Just three years ago his path to stardom looked pretty well plotted out, but Wale's odds of achieving the rap-legend status he openly covets look considerably longer now, a point that the promotional campaign for Ambition has more or less conceded in its protestant highlighting of just how hard the D.C. rapper is working these days, presumably to ensure that his sophomore album isn't as roundly disappointing as Attention Deficit. He's chronicled the making of the album in a vlog called "No Days Off," appending his efforts with a dedicatory tweet in which he pledged to represent "anybody who put n extra hr in the gym, or whoever skipped a party to work." So much for making it look it easy, but then Wale has always been a try-hard. The question confronting Ambition isn't whether Wale's got the drive, but whether all those late nights and early mornings will pay off now that he's left Interscope, where his debut was preemptively deemed a failure and under-shipped, and taken up residency at Rick Ross's Maybach Music Group.
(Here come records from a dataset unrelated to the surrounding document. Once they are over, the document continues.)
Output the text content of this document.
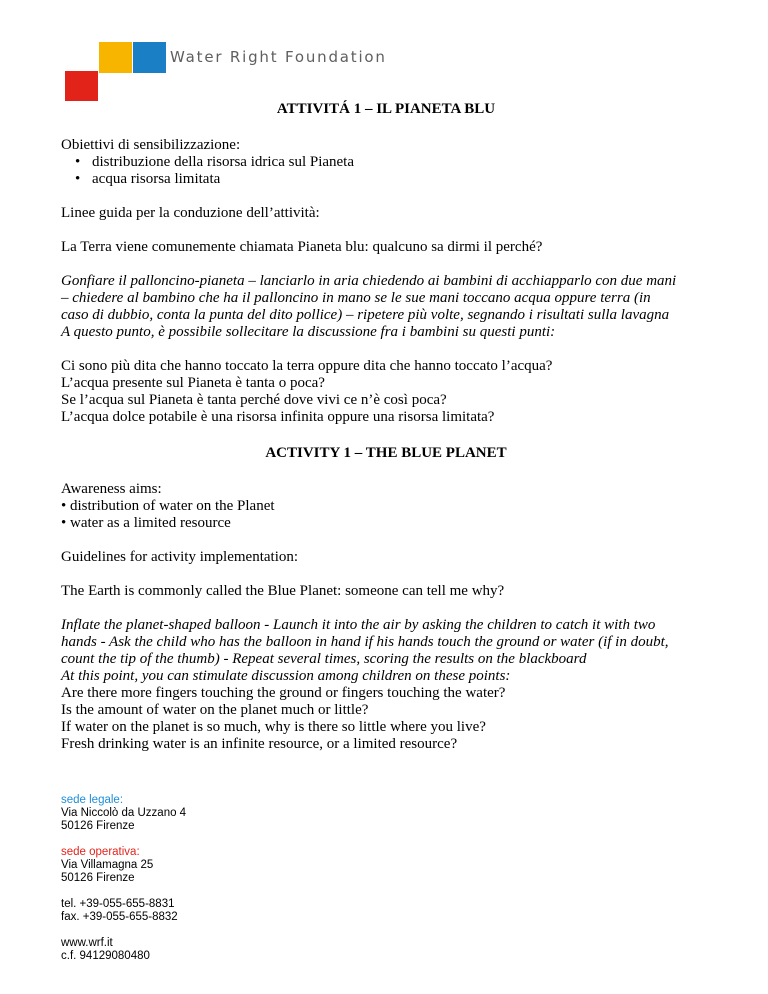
Water Right Foundation
ATTIVITÁ 1 – IL PIANETA BLU

Obiettivi di sensibilizzazione:

• distribuzione della risorsa idrica sul Pianeta
• acqua risorsa limitata

Linee guida per la conduzione dell’attività:

La Terra viene comunemente chiamata Pianeta blu: qualcuno sa dirmi il perché?

Gonfiare il palloncino-pianeta – lanciarlo in aria chiedendo ai bambini di acchiapparlo con due mani

– chiedere al bambino che ha il palloncino in mano se le sue mani toccano acqua oppure terra (in

caso di dubbio, conta la punta del dito pollice) – ripetere più volte, segnando i risultati sulla lavagna

A questo punto, è possibile sollecitare la discussione fra i bambini su questi punti:

Ci sono più dita che hanno toccato la terra oppure dita che hanno toccato l’acqua?

L’acqua presente sul Pianeta è tanta o poca?

Se l’acqua sul Pianeta è tanta perché dove vivi ce n’è così poca?

L’acqua dolce potabile è una risorsa infinita oppure una risorsa limitata?

ACTIVITY 1 – THE BLUE PLANET

Awareness aims:

• distribution of water on the Planet

• water as a limited resource

Guidelines for activity implementation:

The Earth is commonly called the Blue Planet: someone can tell me why?

Inflate the planet-shaped balloon - Launch it into the air by asking the children to catch it with two

hands - Ask the child who has the balloon in hand if his hands touch the ground or water (if in doubt,

count the tip of the thumb) - Repeat several times, scoring the results on the blackboard

At this point, you can stimulate discussion among children on these points:

Are there more fingers touching the ground or fingers touching the water?

Is the amount of water on the planet much or little?

If water on the planet is so much, why is there so little where you live?

Fresh drinking water is an infinite resource, or a limited resource?

sede legale:

Via Niccolò da Uzzano 4

50126 Firenze

sede operativa:

Via Villamagna 25

50126 Firenze

tel. +39-055-655-8831

fax. +39-055-655-8832

www.wrf.it

c.f. 94129080480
Ross's eclectically curated posse isn't an obvious fit for a rapper as strident as Wale, and though the label found him a strong, if solidly B-list, cast of collaborators, far too little about Ambition, particularly in terms of production, plays to its star's strengths. The tempos aren't fast enough to goad Wale into the type of quick-fire spitting at which he truly excels, nor are they melodic enough to compensate for the rapper's inability to deliver a hook. Lloyd's chorus on "Sabotage" is easily the most immediately engaging portion of the album (it's actually quite a lot better than most of the material on his own overpraised King of Hearts), but the brunt of Ambition is as forgettable as big-budget rap gets.
Wale's simply too good at rapping to let the whole thing go to pieces, and a number of his rhymes are as witty and well-written as those found on his excellent mixtapes. On "Double M Genius," Wale declares himself a "modern day Goodfella" before rhyming "Ray Liotta" with "semicolon" and "penny-loafin'," while Diplo's beat on "Slight Work" sets him up for bar after bar of tongue-twisting wordplay. Those lively verses present Wale in his most endearing form, a rapper's rapper who can't resist gilding an already fine flow with extra puns or internal rhyme schemes. They also obviate Wale's decision to tout his own work ethic all over Ambition: You don't hear an MC go that hard on the mic without assuming he broke a sweat along the way.
However much of a perfectionist Wale might be in matters of technical competence, he doesn't seem nearly as concerned with quality control when it comes to Ambition's less tangible dimensions. How nobody at Maybach managed to raise the obvious concern that an album containing tracks named "Legendary," "Focused," "Ambition," and "No Days Off" might just be laying it on a bit too thick is beyond me, but it just might be the editorial oversight that costs Wale his career—again. The surplus of tracks concerned with just how badly Wale wants to succeed—including "Don't Hold Your Applause," which opens the album by starkly articulating Wale's intense need for approval—only accentuate the wide gulf between the rapper Wale wants to be and the rapper he is. Where Jay-Z excels at bragging about his career and Drake makes whining about his fame seem insightful, when Wale starts sweating his legacy, he instantly stops being fun to listen to. For an album so obsessed with the amount of willpower that was poured into it, Ambition doesn't even secure Wale the Most Improved Rapper award, let alone the Most Likely to Succeed.